L'investissement en actifs immobilisés n'a progressé que de 8,1%, le rythme le plus lent depuis 1999, avec un ralentissement à 4,07% de hausse en décembre après 4,93% en novembre, suivant des calculs de Reuters.
Même si la consommation a soutenu la croissance en 2016, les salaires n'ont pas suivi et un indicateur mesurant les inégalités de revenus a légèrement progressé l'an passé.
Le gouvernement va ramener sa prévision de croissance à 6,5% environ cette année, ont dit des sources à Reuters, Pékin s'accordant ainsi plus de marge de manoeuvre pour mettre en oeuvre des réformes visant à maîtriser le risque de la dette.
Mais il n'est pas question non plus de laisser la croissance freiner brutalement, surtout avant un sommet du parti en automne qui doit promouvoir une nouvelle génération de dirigeants.
"La stabilité économique c'est toujours important et elle le sera encore plus à l'aune du 19ème Congrès du Parti qui aura lieu cet automne", observe Tim Condon, économiste chez ING. SORTIES DE CAPITAUX CONSTANTES
Les marchés actions chinois ont terminé en hausse vendredi à la faveur des données du PIB, l'indice CSI300 ayant gagné 0,76, tandis que le composite de Shanghaï a pris 0,69%. Les deux indices ont inscrit une hausse sur l'ensemble de la semaine, de plus de 1% pour le premier et de 0,3% pour le second, après avoir reculé la semaine précédente.
Le rapport de la dette au PIB était de 277% fin 2016 contre 254% fin 2015, une proportion de plus en plus importante des nouveaux crédits étant destinée au service de la dette, observent des analystes d'UBS.
Une création monétaire intense, les anticipations d'un ralentissement de la croissance locale et la hausse du dollar ont exercé une pression baissière sur le yuan, la monnaie asiatique qui a réalisé la plus mauvaise performance de 2016, et provoqué un flux constant de sorties de capitaux.
"Le principal risque économique pour la Chine en 2017 et en 2018 est la possibilité qu'une hausse des taux plus rapide que prévu aux Etats-Unis n'accroissent encore plus les sorties de capitaux et intensifient les tensions sur le système financier chinois", souligne Bill Adams (PNC Financial Services Group).
Les exportations chinoises, qui ne sont plus aussi dynamiques, risquent de souffrir un peu plus si Donald Trump, le nouveau président des Etats-Unis intronisé ce vendredi, tient sa promesse d'imposer de sévères mesures protectionnistes.
"Les relations avec l'administration Trump sont la grande inconnue.

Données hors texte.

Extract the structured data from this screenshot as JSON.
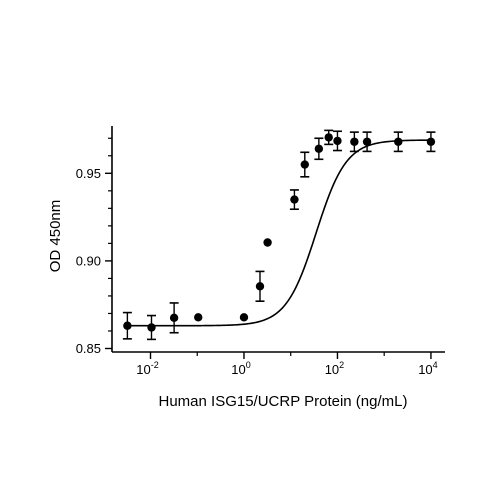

Les conseillers de Trump et les membres du futur gouvernement jugent que les relations entre les USA et la Chine doivent être revues pour réaliser l'objectif présidentiel d'une renaissance industrielle", note Tim Condon.
La Banque populaire de Chine (BPC) pourrait resserrer le crédit légèrement cette année pour inciter les entreprises à se désendetter mais sans aucune hâte même si on s'attend à une accélération de l'inflation, estiment des experts.
"Si on examine les forces économiques en présence, localement et internationalement, je pense que la Chine se prépare quelques petits soucis. A l'extérieur, ce sera essentiellement un changement d'ambiance avec les USA au sujet des exportations chinoises (...) En Chine même, le ralentissement de l'investissement immobilier aura des répercussions", dit Luis Kuijs (Oxford Economics à Hong Kong).